Nous voulons une Cour qui puisse véritablement s'imposer, rendre la justice pour mettre un terme à l'impunité intolérable s'agissant de crimes particulièrement odieux, d'où la compétence que nous estimons pouvoir être automatique, en ce qui concerne notamment les crimes de génocide, les crimes contre l'Humanité en général. En revanche, nous avons proposé que ce soit la négociation à Rome qui détermine les modalités de compétence, en ce qui concerne les crimes de guerre, qui n'ont pas toujours le caractère planifié automatique des autres crimes que j'ai cités. Mais la négociation est là pour conclure sur ce point.

Une des questions sur lesquelles l'accord n'est pas encore fait, est la question de la saisine, indépendamment de la question de la compétence dont j'ai parlé. Nous proposons que la Cour puisse s'autosaisir à partir du moment où il y aurait un accord entre le procureur et la Chambre préliminaire que nous avons proposé en même temps pour une autre raison qui est d'essayer de réconcilier dans cette institution à créer, le droit de tradition romano-germanique, le droit civil et d'autre part la Common Law, parce qu'il ne faut pas que ces institutions ne se bâtissent que sur la base de la Common Law.

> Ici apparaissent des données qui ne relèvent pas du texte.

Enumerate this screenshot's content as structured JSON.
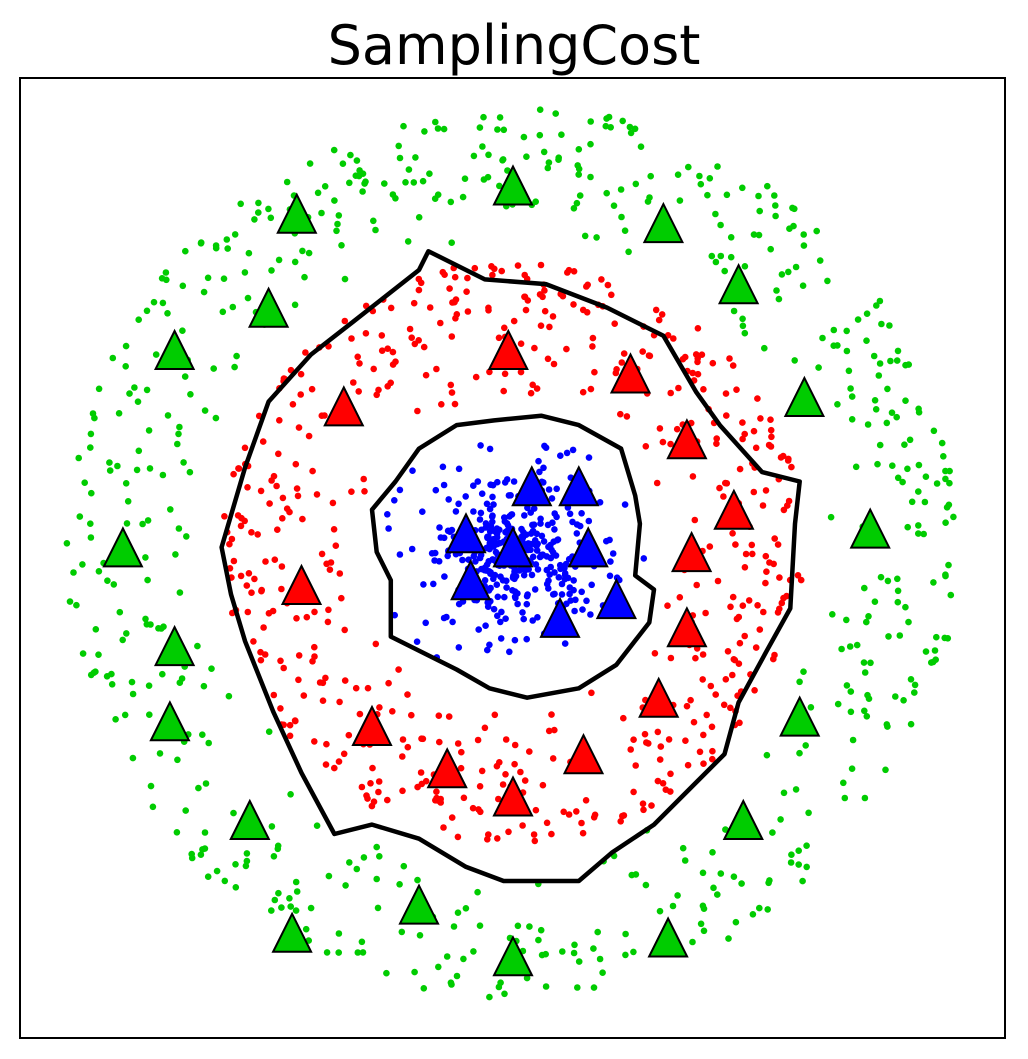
{
  "chart_data": {
    "type": "scatter",
    "title": "SamplingCost",
    "xlabel": "",
    "ylabel": "",
    "xlim": [
      -1.0,
      1.0
    ],
    "ylim": [
      -1.0,
      1.0
    ],
    "grid": false,
    "legend": "none",
    "colors": {
      "inner": "#0000ff",
      "middle": "#ff0000",
      "outer": "#00cc00",
      "boundary": "#000000",
      "frame": "#000000"
    },
    "point_clouds": [
      {
        "class": "inner",
        "radius_range": [
          0.0,
          0.3
        ],
        "count": 450,
        "description_only": false
      },
      {
        "class": "middle",
        "radius_range": [
          0.3,
          0.62
        ],
        "count": 550,
        "description_only": false
      },
      {
        "class": "outer",
        "radius_range": [
          0.62,
          0.95
        ],
        "count": 600,
        "description_only": false
      }
    ],
    "prototypes": {
      "inner": [
        [
          0.04,
          0.13
        ],
        [
          0.14,
          0.13
        ],
        [
          -0.1,
          0.03
        ],
        [
          0.0,
          0.0
        ],
        [
          0.16,
          0.0
        ],
        [
          -0.09,
          -0.07
        ],
        [
          0.22,
          -0.11
        ],
        [
          0.1,
          -0.15
        ]
      ],
      "middle": [
        [
          -0.01,
          0.42
        ],
        [
          0.25,
          0.37
        ],
        [
          -0.36,
          0.3
        ],
        [
          0.37,
          0.23
        ],
        [
          0.47,
          0.08
        ],
        [
          0.38,
          -0.01
        ],
        [
          -0.45,
          -0.08
        ],
        [
          0.37,
          -0.17
        ],
        [
          0.31,
          -0.32
        ],
        [
          -0.3,
          -0.38
        ],
        [
          0.15,
          -0.44
        ],
        [
          -0.14,
          -0.47
        ],
        [
          0.0,
          -0.53
        ]
      ],
      "outer": [
        [
          0.0,
          0.77
        ],
        [
          -0.46,
          0.71
        ],
        [
          0.32,
          0.69
        ],
        [
          0.48,
          0.56
        ],
        [
          -0.52,
          0.51
        ],
        [
          -0.72,
          0.42
        ],
        [
          0.62,
          0.32
        ],
        [
          0.76,
          0.04
        ],
        [
          -0.83,
          0.0
        ],
        [
          -0.72,
          -0.21
        ],
        [
          0.61,
          -0.36
        ],
        [
          -0.73,
          -0.37
        ],
        [
          -0.56,
          -0.58
        ],
        [
          0.49,
          -0.58
        ],
        [
          -0.2,
          -0.76
        ],
        [
          -0.47,
          -0.82
        ],
        [
          -0.0,
          -0.87
        ],
        [
          0.33,
          -0.83
        ]
      ]
    },
    "boundaries": [
      {
        "name": "inner-boundary",
        "radius": 0.3,
        "points": [
          [
            -0.3,
            0.09
          ],
          [
            -0.25,
            0.15
          ],
          [
            -0.2,
            0.22
          ],
          [
            -0.12,
            0.27
          ],
          [
            -0.04,
            0.28
          ],
          [
            0.06,
            0.29
          ],
          [
            0.14,
            0.27
          ],
          [
            0.23,
            0.22
          ],
          [
            0.26,
            0.12
          ],
          [
            0.27,
            0.06
          ],
          [
            0.26,
            -0.05
          ],
          [
            0.3,
            -0.08
          ],
          [
            0.29,
            -0.15
          ],
          [
            0.22,
            -0.24
          ],
          [
            0.14,
            -0.29
          ],
          [
            0.03,
            -0.31
          ],
          [
            -0.05,
            -0.29
          ],
          [
            -0.12,
            -0.25
          ],
          [
            -0.22,
            -0.2
          ],
          [
            -0.26,
            -0.18
          ],
          [
            -0.26,
            -0.06
          ],
          [
            -0.29,
            0.0
          ],
          [
            -0.3,
            0.09
          ]
        ]
      },
      {
        "name": "outer-boundary",
        "radius": 0.62,
        "points": [
          [
            -0.62,
            0.01
          ],
          [
            -0.57,
            0.18
          ],
          [
            -0.52,
            0.32
          ],
          [
            -0.43,
            0.42
          ],
          [
            -0.34,
            0.49
          ],
          [
            -0.2,
            0.6
          ],
          [
            -0.18,
            0.64
          ],
          [
            -0.06,
            0.58
          ],
          [
            0.07,
            0.57
          ],
          [
            0.2,
            0.52
          ],
          [
            0.32,
            0.46
          ],
          [
            0.39,
            0.34
          ],
          [
            0.44,
            0.27
          ],
          [
            0.53,
            0.17
          ],
          [
            0.61,
            0.15
          ],
          [
            0.6,
            0.06
          ],
          [
            0.59,
            -0.12
          ],
          [
            0.54,
            -0.21
          ],
          [
            0.48,
            -0.32
          ],
          [
            0.45,
            -0.43
          ],
          [
            0.38,
            -0.5
          ],
          [
            0.3,
            -0.58
          ],
          [
            0.21,
            -0.64
          ],
          [
            0.14,
            -0.7
          ],
          [
            -0.02,
            -0.7
          ],
          [
            -0.1,
            -0.67
          ],
          [
            -0.2,
            -0.61
          ],
          [
            -0.3,
            -0.58
          ],
          [
            -0.38,
            -0.6
          ],
          [
            -0.45,
            -0.47
          ],
          [
            -0.51,
            -0.34
          ],
          [
            -0.57,
            -0.19
          ],
          [
            -0.6,
            -0.09
          ],
          [
            -0.62,
            0.01
          ]
        ]
      }
    ]
  }
}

D'autre part, nous avons fait des propositions sur l'accès des victimes à la procédure. Il reste la question compliqué du Conseil de sécurité. Elle est compliquée car, au point de départ de la Conférence, les positions sont très tranchées avec un certain nombre de pays qui considèrent que le Conseil de sécurité n'a pas du tout son mot à dire et d'autres, dont la France, qui considèrent qu'il ne faut pas créer un organisme qui risque d'entrer en contradiction avec les responsabilités du Conseil de sécurité dont vraiment il ne faut pas se passer : ce n'est pas le moment, quand on voit ce qui se passe dans le monde, et un certain nombre de conflits qui échappent à tout contrôle.
Nous avons proposé, en nous inspirant d'une suggestion de Singapour que, dans les cas, - peut-être hypothétiques, mais il vaut mieux y penser à l'avance -, où la Cour serait amenée à se saisir d'un sujet que le Conseil de sécurité traiterait en même temps, le Conseil de sécurité pourrait demander à la Cour de renoncer, peut-être d'ailleurs momentanément.

Voilà où nous en sommes. Nous avons adopté une position ouverte mais en même temps, une position responsable. Nous voulons que cette organisation s'installe dans la durée et s'impose dans le système international, contribue à la fois à empêcher l'impunité et à mieux maîtriser la vie mondiale. Mais, je ne sais pas encore aujourd'hui si nous pourrons avoir un accord à Rome étant donné que les positions sont très différentes. La France est dans une position médiane, je crois respectée par tous. Elle est en mesure de contribuer dans les semaines qui viennent, de façon décisive, à une solution. En tout cas, c'est dans ce sens que nous travaillons./.